До Града ехали больше двух недель. Погода резко менялась. То налетал злой ветер и хлестал дождем, то выпадал тихий снег. Ночевать в повозках – все равно, что обречь себя на смерть. Как бы мы не берегли одеяла, за день они успевали отсыреть и совсем не грели.
Останавливались в трактирах, где давали представление, а на ночь снимали комнаты, куда набивались под завязочку. Во–первых, снимать их было дорого, а во–вторых, холодно. Единственное, что мог предложить хозяин постоялого двора – бутыль с горячей водой или нагретый на огне и завернутый в тряпицу камень. А спать на полу, расстелив свои одеяла и прижавшись друг к дружке, было и для тела приятно, и для кармана. Делились на мужчин и женщин и расходились по разным углам.
Лишь для меня дядька Петр не жалел денег. Снимал пусть плохонькую, но отдельную комнатушку. Зорька делила со мной кровать, а стерег нас ложившийся на пол Егорка.
Женщины ора нашли способ заработать – делали порошок от клопов и прочих кровососов и продавали его хозяину ночлежки или исчесавшимся постояльцам. Капелька магии на горстку высушенной пахучей травы и ведро золы – вот и вся нехитра. Скручивали в тряпицу и вешали на грудь.
Траву собирали летом, часто вдоль дорог или на местах стоянки. Мирела отлично разбиралась в целебных и иных свойствах каждой былинки, какую обоз встречал на своем пути. Но порошок действовал, а потому нам ни разу не прилетело. Наоборот, нас ждали. В стужу развлечений мало.
К Граду подъехали ближе к ночи, и он не показался таким уж белокаменным, как о нем рассказывали. Мокрые стены, дорожные хляби, наглухо закрытые окна и двери. Только трактиры и постоялые дворы приветливо распахивали ворота, стараясь заманить к себе выгодных постояльцев. Знали, что останутся обозные не на одну ночь, а до конца зимы.
– С окраин город глядится всегда так. Уныло, – Егорка заметил, как у меня от разочарования скривилось лицо. – Но кто грязный обоз на главные улицы пустит? А вот когда выступать пойдем, тогда и подивишься и палатам белокаменным, и колокольне, что до неба достает.
– Мне бы к богам сходить. Богине Мокоши спасибо сказать, что бережет, – я обернулась на один из сундуков, куда припрятала моток крашенной овечьей пряжи. Лучше подношения для Великой Ткачихи нет.
– Холм с идолами недалеко от того постоялого двора, где мы остановимся, – подал голос дядька Петр. – Там и сходишь.
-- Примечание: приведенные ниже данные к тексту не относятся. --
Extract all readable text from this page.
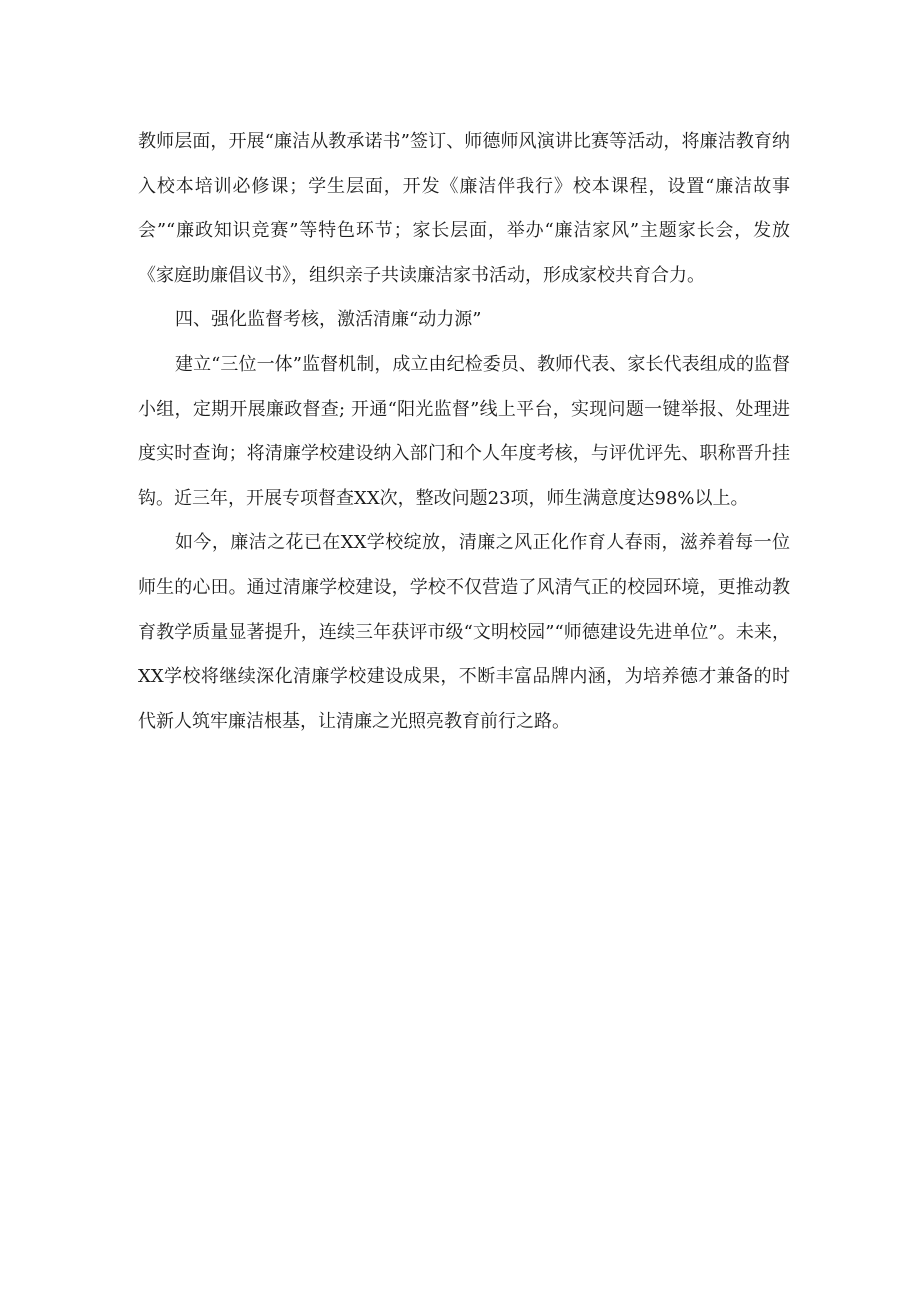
教师层面，开展“廉洁从教承诺书”签订、师德师风演讲比赛等活动，将廉洁教育纳入校本培训必修课；学生层面，开发《廉洁伴我行》校本课程，设置“廉洁故事会”“廉政知识竞赛”等特色环节；家长层面，举办“廉洁家风”主题家长会，发放《家庭助廉倡议书》，组织亲子共读廉洁家书活动，形成家校共育合力。

四、强化监督考核，激活清廉“动力源”

建立“三位一体”监督机制，成立由纪检委员、教师代表、家长代表组成的监督小组，定期开展廉政督查; 开通“阳光监督”线上平台，实现问题一键举报、处理进度实时查询；将清廉学校建设纳入部门和个人年度考核，与评优评先、职称晋升挂钩。近三年，开展专项督查XX次，整改问题23项，师生满意度达98%以上。

如今，廉洁之花已在XX学校绽放，清廉之风正化作育人春雨，滋养着每一位师生的心田。通过清廉学校建设，学校不仅营造了风清气正的校园环境，更推动教育教学质量显著提升，连续三年获评市级“文明校园”“师德建设先进单位”。未来，XX学校将继续深化清廉学校建设成果，不断丰富品牌内涵，为培养德才兼备的时代新人筑牢廉洁根基，让清廉之光照亮教育前行之路。
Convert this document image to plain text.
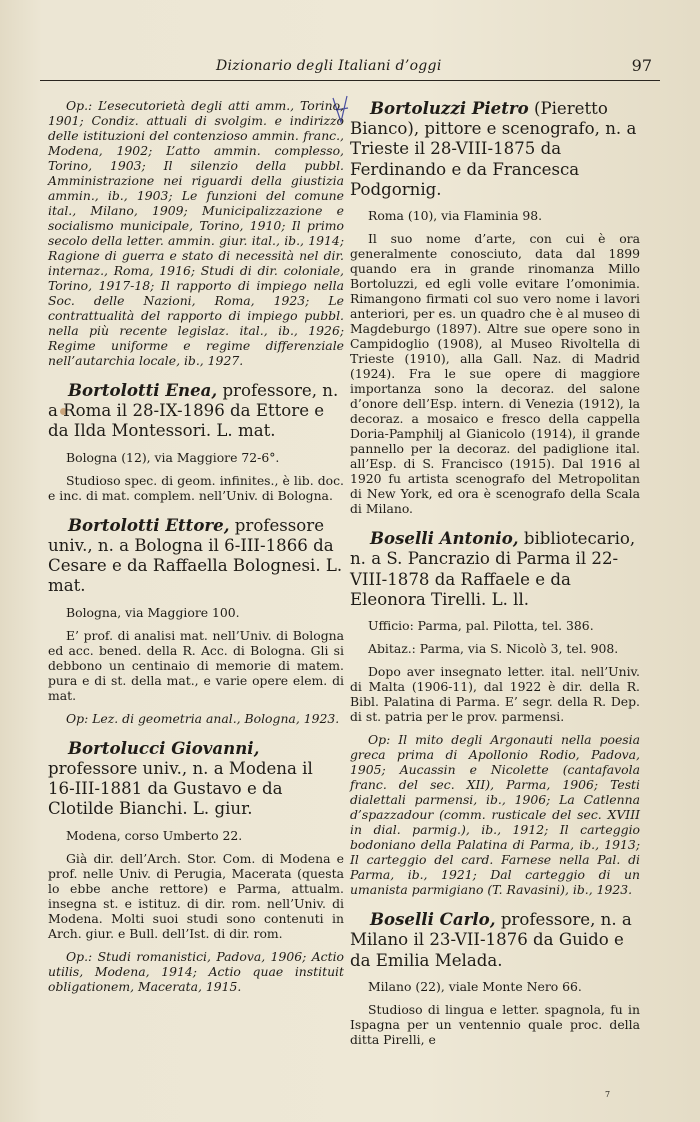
Dizionario degli Italiani d’oggi	97

Op.: L’esecutorietà degli atti amm., Torino, 1901; Condiz. attuali di svolgim. e indirizzo delle istituzioni del contenzioso ammin. franc., Modena, 1902; L’atto ammin. complesso, Torino, 1903; Il silenzio della pubbl. Amministrazione nei riguardi della giustizia ammin., ib., 1903; Le funzioni del comune ital., Milano, 1909; Municipalizzazione e socialismo municipale, Torino, 1910; Il primo secolo della letter. ammin. giur. ital., ib., 1914; Ragione di guerra e stato di necessità nel dir. internaz., Roma, 1916; Studi di dir. coloniale, Torino, 1917-18; Il rapporto di impiego nella Soc. delle Nazioni, Roma, 1923; Le contrattualità del rapporto di impiego pubbl. nella più recente legislaz. ital., ib., 1926; Regime uniforme e regime differenziale nell’autarchia locale, ib., 1927.

Bortolotti Enea, professore, n. a Roma il 28-IX-1896 da Ettore e da Ilda Montessori. L. mat.

Bologna (12), via Maggiore 72-6°.

Studioso spec. di geom. infinites., è lib. doc. e inc. di mat. complem. nell’Univ. di Bologna.

Bortolotti Ettore, professore univ., n. a Bologna il 6-III-1866 da Cesare e da Raffaella Bolognesi. L. mat.

Bologna, via Maggiore 100.

E’ prof. di analisi mat. nell’Univ. di Bologna ed acc. bened. della R. Acc. di Bologna. Gli si debbono un centinaio di memorie di matem. pura e di st. della mat., e varie opere elem. di mat.

Op: Lez. di geometria anal., Bologna, 1923.

Bortolucci Giovanni, professore univ., n. a Modena il 16-III-1881 da Gustavo e da Clotilde Bianchi. L. giur.

Modena, corso Umberto 22.

Già dir. dell’Arch. Stor. Com. di Modena e prof. nelle Univ. di Perugia, Macerata (questa lo ebbe anche rettore) e Parma, attualm. insegna st. e istituz. di dir. rom. nell’Univ. di Modena. Molti suoi studi sono contenuti in Arch. giur. e Bull. dell’Ist. di dir. rom.

Op.: Studi romanistici, Padova, 1906; Actio utilis, Modena, 1914; Actio quae instituit obligationem, Macerata, 1915.

Bortoluzzi Pietro (Pieretto Bianco), pittore e scenografo, n. a Trieste il 28-VIII-1875 da Ferdinando e da Francesca Podgornig.

Roma (10), via Flaminia 98.

Il suo nome d’arte, con cui è ora generalmente conosciuto, data dal 1899 quando era in grande rinomanza Millo Bortoluzzi, ed egli volle evitare l’omonimia. Rimangono firmati col suo vero nome i lavori anteriori, per es. un quadro che è al museo di Magdeburgo (1897). Altre sue opere sono in Campidoglio (1908), al Museo Rivoltella di Trieste (1910), alla Gall. Naz. di Madrid (1924). Fra le sue opere di maggiore importanza sono la decoraz. del salone d’onore dell’Esp. intern. di Venezia (1912), la decoraz. a mosaico e fresco della cappella Doria-Pamphilj al Gianicolo (1914), il grande pannello per la decoraz. del padiglione ital. all’Esp. di S. Francisco (1915). Dal 1916 al 1920 fu artista scenografo del Metropolitan di New York, ed ora è scenografo della Scala di Milano.

Boselli Antonio, bibliotecario, n. a S. Pancrazio di Parma il 22-VIII-1878 da Raffaele e da Eleonora Tirelli. L. ll.

Ufficio: Parma, pal. Pilotta, tel. 386.

Abitaz.: Parma, via S. Nicolò 3, tel. 908.

Dopo aver insegnato letter. ital. nell’Univ. di Malta (1906-11), dal 1922 è dir. della R. Bibl. Palatina di Parma. E’ segr. della R. Dep. di st. patria per le prov. parmensi.

Op: Il mito degli Argonauti nella poesia greca prima di Apollonio Rodio, Padova, 1905; Aucassin e Nicolette (cantafavola franc. del sec. XII), Parma, 1906; Testi dialettali parmensi, ib., 1906; La Catlenna d’spazzadour (comm. rusticale del sec. XVIII in dial. parmig.), ib., 1912; Il carteggio bodoniano della Palatina di Parma, ib., 1913; Il carteggio del card. Farnese nella Pal. di Parma, ib., 1921; Dal carteggio di un umanista parmigiano (T. Ravasini), ib., 1923.

Boselli Carlo, professore, n. a Milano il 23-VII-1876 da Guido e da Emilia Melada.

Milano (22), viale Monte Nero 66.

Studioso di lingua e letter. spagnola, fu in Ispagna per un ventennio quale proc. della ditta Pirelli, e

7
Он весь день отсыпался. Накануне ночью ходил к старой зазнобе, о чем мне, хихикнув, шепнула Зорька. А я уж думала, Петр совсем на женщин не смотрит.
– Дядька Петр, а почему вы никогда не ходите поклониться богам? Не о чем просить? – я переглянулась с Егоркой, у которого резко покраснели уши.
Шут тоже не был любителем разговаривать с богами. Я давно заметила, что скоморохи обходят их обитель стороной. То ли потому, что ряженые, а меняющих лики мало кто любит, то ли потому, что не верят в божественную силу. Были бы боги к ним благосклонны, не колесили неприкаянными по свету.
– Чтобы попросить, нужно сначала дать то, что высшим силам придется по нраву. А я не хочу гадать, в каком размере потом с меня долг спишется. Вдруг не потяну?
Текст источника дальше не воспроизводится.